Por eso me hice tantas preguntas durante el proceso de mi experiencia estética, preguntas vinculadas a los posibles objetivos del histriónico artista. ¿Será que quiere hablarme de algún problema derivado de la política China?, me dije. No creo, me contesté, si bien mirado sería posible que las pipas formaran parte de una posible denuncia contra el régimen chino vinculada a la precariedad de la comida de millones de Chinos, me repliqué e mi mismo, a quién si no. Pero no, no creo que se trate de algo tan burdo, sentencié; sería demasiado burdo, me insistí. Poco después me pregunteé a mí mismo, a quién si no, ¿no será esta una obra que nada tenga de compromiso social y que por tanto deba verse desde el prisma de la misma experiencia estética y de sus categorías propiamente estéticas, lo bello, lo sublime, lo gracioso, lo grotesco…? Puede, me contesté, pero entonces mi opinión valdría tanto como la de cualquier otro (experto).

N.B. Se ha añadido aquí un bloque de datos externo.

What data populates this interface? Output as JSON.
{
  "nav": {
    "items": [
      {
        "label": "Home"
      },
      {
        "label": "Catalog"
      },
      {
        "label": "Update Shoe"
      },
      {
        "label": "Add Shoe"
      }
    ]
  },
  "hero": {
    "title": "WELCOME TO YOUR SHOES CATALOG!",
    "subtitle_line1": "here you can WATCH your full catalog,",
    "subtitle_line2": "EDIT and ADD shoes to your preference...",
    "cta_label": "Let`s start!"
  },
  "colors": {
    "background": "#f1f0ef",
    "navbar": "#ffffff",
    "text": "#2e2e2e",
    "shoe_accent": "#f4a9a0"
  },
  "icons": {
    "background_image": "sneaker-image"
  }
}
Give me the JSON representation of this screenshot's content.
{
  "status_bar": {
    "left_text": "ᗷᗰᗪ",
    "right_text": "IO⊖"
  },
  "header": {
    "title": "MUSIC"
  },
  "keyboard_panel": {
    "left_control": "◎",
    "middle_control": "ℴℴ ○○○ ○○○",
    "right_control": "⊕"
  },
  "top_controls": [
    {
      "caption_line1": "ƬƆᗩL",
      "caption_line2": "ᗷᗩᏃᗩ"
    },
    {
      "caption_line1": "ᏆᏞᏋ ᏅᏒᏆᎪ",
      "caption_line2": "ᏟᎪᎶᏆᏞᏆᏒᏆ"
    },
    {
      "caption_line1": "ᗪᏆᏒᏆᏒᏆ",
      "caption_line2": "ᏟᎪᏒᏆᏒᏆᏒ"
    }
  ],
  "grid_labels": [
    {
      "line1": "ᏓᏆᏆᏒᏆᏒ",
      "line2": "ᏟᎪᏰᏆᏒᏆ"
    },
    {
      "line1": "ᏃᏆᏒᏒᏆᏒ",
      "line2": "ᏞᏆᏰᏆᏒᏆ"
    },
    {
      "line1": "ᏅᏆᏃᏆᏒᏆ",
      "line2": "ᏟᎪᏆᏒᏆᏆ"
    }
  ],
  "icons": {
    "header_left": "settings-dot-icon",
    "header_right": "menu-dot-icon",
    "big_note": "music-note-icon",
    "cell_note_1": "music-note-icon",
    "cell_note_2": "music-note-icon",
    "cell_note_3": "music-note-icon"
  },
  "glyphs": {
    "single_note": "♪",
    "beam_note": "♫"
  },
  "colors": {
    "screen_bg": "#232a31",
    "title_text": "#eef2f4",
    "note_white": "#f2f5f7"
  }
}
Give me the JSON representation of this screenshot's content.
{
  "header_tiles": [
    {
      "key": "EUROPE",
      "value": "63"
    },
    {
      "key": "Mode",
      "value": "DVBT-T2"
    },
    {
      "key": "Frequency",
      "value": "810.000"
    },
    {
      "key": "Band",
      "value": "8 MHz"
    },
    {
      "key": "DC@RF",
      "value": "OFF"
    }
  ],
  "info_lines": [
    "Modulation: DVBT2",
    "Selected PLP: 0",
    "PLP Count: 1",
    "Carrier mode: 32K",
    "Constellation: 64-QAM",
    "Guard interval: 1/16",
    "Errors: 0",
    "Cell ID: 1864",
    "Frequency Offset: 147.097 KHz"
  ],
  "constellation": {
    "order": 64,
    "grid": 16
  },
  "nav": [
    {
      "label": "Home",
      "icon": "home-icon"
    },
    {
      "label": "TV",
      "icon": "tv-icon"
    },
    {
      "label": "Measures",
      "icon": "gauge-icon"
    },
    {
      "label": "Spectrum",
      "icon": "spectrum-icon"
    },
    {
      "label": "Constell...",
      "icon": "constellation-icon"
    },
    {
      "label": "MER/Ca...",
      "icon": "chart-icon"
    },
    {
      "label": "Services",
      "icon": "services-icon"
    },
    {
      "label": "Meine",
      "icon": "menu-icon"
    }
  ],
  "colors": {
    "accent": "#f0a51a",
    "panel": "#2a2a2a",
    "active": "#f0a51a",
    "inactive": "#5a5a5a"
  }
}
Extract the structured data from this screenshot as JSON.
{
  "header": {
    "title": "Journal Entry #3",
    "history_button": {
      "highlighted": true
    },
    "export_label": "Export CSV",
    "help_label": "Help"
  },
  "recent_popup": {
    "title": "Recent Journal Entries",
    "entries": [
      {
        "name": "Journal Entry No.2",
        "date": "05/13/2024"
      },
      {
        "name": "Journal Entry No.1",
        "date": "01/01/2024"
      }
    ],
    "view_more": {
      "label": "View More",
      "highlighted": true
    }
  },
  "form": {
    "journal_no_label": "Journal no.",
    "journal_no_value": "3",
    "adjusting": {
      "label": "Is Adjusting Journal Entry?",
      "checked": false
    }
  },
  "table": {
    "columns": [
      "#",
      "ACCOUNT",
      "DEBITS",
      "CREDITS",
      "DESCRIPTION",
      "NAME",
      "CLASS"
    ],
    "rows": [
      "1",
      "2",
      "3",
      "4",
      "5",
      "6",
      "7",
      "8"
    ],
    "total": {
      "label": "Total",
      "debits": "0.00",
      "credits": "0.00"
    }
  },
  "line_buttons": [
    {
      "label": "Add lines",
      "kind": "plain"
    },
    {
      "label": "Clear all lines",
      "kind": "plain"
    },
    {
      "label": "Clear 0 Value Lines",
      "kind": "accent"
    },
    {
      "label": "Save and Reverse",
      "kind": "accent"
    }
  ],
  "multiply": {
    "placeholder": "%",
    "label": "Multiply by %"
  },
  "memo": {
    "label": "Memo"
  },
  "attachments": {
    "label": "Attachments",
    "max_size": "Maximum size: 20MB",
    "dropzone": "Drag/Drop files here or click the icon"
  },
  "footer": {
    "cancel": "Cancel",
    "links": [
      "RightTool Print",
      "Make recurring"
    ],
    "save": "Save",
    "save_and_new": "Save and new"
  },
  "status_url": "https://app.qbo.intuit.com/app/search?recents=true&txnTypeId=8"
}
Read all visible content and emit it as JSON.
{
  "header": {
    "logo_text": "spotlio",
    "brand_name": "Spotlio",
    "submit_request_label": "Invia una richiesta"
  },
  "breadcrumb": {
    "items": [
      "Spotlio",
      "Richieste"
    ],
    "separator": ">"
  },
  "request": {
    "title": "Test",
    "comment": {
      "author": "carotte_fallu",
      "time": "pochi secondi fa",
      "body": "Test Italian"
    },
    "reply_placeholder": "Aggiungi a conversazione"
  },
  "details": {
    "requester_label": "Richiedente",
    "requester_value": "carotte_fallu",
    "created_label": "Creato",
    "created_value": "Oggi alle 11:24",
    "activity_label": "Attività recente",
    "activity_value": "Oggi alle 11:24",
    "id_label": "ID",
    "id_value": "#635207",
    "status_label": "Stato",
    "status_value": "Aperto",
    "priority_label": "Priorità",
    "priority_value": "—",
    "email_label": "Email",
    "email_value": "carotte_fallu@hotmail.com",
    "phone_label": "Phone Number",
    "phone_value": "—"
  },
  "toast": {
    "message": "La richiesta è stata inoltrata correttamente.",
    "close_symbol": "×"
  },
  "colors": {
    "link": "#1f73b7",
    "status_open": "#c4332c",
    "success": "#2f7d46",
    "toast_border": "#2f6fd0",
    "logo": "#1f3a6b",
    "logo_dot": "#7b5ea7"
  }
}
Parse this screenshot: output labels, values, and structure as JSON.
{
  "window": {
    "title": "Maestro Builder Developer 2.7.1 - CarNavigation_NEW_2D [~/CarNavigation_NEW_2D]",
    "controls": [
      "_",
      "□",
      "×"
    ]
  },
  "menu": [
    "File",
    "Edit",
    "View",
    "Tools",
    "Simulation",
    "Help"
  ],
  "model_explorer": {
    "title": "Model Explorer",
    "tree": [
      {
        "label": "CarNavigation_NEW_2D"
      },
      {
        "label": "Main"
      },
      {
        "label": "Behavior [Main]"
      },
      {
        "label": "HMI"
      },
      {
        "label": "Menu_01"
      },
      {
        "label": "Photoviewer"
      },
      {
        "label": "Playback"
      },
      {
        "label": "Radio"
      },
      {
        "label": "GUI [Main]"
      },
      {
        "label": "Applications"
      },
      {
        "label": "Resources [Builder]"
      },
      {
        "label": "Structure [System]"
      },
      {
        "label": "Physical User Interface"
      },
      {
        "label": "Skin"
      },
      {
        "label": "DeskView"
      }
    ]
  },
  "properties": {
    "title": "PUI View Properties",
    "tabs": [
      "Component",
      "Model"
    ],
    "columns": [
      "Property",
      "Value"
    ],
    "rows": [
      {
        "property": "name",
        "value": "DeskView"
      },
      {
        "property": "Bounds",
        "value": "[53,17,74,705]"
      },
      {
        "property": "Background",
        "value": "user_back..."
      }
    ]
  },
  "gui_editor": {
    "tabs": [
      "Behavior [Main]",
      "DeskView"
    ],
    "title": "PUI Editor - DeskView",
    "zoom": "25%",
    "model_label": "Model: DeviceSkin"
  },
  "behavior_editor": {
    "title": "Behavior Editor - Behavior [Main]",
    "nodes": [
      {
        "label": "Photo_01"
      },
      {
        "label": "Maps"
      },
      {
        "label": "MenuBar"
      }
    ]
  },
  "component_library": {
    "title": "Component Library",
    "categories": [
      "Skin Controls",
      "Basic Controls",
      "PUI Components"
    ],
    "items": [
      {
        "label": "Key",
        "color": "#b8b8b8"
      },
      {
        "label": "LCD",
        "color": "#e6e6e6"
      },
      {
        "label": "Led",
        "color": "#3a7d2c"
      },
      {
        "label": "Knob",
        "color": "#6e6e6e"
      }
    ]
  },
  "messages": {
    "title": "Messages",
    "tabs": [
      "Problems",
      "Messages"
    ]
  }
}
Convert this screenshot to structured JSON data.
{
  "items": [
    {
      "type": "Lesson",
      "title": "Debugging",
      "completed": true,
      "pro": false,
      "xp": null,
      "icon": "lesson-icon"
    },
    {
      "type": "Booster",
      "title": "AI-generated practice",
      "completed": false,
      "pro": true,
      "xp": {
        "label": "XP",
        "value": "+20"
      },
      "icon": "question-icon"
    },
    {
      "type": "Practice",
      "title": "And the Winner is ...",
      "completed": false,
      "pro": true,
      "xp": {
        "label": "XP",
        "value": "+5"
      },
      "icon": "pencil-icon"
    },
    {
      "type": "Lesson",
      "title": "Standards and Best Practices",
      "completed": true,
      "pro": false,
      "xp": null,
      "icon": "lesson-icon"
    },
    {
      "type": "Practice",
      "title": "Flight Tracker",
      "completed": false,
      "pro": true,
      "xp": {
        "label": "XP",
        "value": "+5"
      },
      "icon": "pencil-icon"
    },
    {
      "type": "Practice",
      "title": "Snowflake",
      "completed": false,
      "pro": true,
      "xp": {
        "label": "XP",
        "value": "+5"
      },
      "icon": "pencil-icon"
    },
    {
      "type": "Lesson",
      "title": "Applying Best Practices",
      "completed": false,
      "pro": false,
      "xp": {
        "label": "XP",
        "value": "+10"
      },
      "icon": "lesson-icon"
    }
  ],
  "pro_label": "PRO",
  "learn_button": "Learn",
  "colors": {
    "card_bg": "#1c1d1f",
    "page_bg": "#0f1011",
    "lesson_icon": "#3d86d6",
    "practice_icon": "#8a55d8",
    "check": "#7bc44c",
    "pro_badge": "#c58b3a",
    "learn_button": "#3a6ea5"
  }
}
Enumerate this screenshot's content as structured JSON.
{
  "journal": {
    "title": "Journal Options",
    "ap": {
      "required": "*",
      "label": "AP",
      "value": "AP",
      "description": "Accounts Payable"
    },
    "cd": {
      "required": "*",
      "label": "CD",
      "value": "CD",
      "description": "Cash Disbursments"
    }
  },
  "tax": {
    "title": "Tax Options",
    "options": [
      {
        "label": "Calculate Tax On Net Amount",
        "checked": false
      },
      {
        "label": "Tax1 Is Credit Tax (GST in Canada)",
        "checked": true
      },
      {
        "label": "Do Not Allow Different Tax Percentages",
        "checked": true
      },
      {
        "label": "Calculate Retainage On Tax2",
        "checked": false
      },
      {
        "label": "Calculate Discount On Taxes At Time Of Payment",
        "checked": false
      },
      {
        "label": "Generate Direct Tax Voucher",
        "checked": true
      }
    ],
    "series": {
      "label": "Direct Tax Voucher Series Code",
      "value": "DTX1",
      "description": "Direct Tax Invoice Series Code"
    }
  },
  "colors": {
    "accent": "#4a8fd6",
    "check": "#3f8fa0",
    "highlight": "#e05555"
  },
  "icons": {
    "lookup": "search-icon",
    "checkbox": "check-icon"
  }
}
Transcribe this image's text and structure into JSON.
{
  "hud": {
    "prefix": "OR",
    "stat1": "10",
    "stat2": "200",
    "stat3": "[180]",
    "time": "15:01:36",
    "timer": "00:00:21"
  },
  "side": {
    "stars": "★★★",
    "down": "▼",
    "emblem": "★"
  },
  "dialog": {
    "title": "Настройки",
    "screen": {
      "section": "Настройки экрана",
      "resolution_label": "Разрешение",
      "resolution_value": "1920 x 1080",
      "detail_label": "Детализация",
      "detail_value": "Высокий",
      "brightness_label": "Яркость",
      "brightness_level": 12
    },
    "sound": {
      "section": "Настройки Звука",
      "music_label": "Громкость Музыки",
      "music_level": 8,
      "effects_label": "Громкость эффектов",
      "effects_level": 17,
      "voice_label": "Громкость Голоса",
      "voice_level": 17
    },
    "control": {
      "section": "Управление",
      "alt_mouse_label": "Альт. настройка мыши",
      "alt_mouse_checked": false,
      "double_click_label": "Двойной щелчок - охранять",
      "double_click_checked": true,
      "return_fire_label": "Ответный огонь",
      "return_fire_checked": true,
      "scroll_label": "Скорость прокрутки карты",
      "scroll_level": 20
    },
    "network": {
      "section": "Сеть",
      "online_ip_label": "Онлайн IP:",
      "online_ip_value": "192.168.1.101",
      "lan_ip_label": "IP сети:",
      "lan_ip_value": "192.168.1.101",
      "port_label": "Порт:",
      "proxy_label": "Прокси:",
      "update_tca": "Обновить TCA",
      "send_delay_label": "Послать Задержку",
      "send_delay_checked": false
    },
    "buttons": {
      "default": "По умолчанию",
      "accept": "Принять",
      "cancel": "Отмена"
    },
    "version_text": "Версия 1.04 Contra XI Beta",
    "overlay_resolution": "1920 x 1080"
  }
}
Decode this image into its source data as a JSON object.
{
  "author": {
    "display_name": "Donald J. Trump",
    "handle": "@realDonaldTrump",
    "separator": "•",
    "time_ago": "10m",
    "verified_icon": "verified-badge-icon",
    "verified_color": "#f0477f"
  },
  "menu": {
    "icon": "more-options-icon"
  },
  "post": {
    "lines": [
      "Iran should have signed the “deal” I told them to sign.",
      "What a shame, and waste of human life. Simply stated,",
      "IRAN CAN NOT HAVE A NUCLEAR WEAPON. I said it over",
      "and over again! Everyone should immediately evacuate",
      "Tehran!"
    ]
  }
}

Así, puede, me contesté, pero entonces lo que no entendería sería la intención de la Tate Modern en tanto que Catedral del Arte Contemporáneo, en tanto que conformadora del Zeitgeist. De otra forma no habría diferencias sustanciales entre un Museo y un Parque Temático dedicado a la mazorca o al aceite de oliva.
En realidad no podía carecer de explicación; la misión de las catedrales del Arte es precisamente imponer lo que por tener UNA explicación se acaba imponiendo. Como ya he tratado de demostrar en otras ocasiones (tanto aquí en este blog como fuera de él) el arte no es más que un producto mercantil elaborado, en última instancia, por un indefinido pero sospecho entramado político-burocrático; y responde siempre a intereses empresariales (de alto nivel). Por eso, llego a Valencia después de mi fugaz viaje y en el primer suplemento cultural que cae en mis manos me encuentro ya con la explicación a mis ingenuas demandas.
Dice la crítica del El Cultural del El mundo: “Si bien a nivel visual la obra es literalmente “gris”, a nivel conceptual es extraordinaria”. La cosa promete, me digo a mí mismo a quién si no, y sigo leyendo “Tiene capas y capas de significados”, continúa. “Capas y capas”, me digo, qué intrigante, veamos: “Es una denuncia de las penurias, la carestía de alimentos a las que ese enfrentó durante la etapa más dura del régimen de Mao el pueblo chino… El proyecto es también una demostración de la esquizofrénica situación del buen arte actual, suspendido en el abismo que separa el frívolo mercado –la inauguración coincidió con la semana de la feria Frieze- de las potenciales del arte como agente de transformación social: el encargo ha dado trabajo a muchas personas en situación económica muy comprometida…”
La única pregunta que me queda por hacer una vez resuelto el enigma es, ¿Cuántas Tate Modern caben en un campo de fútbol?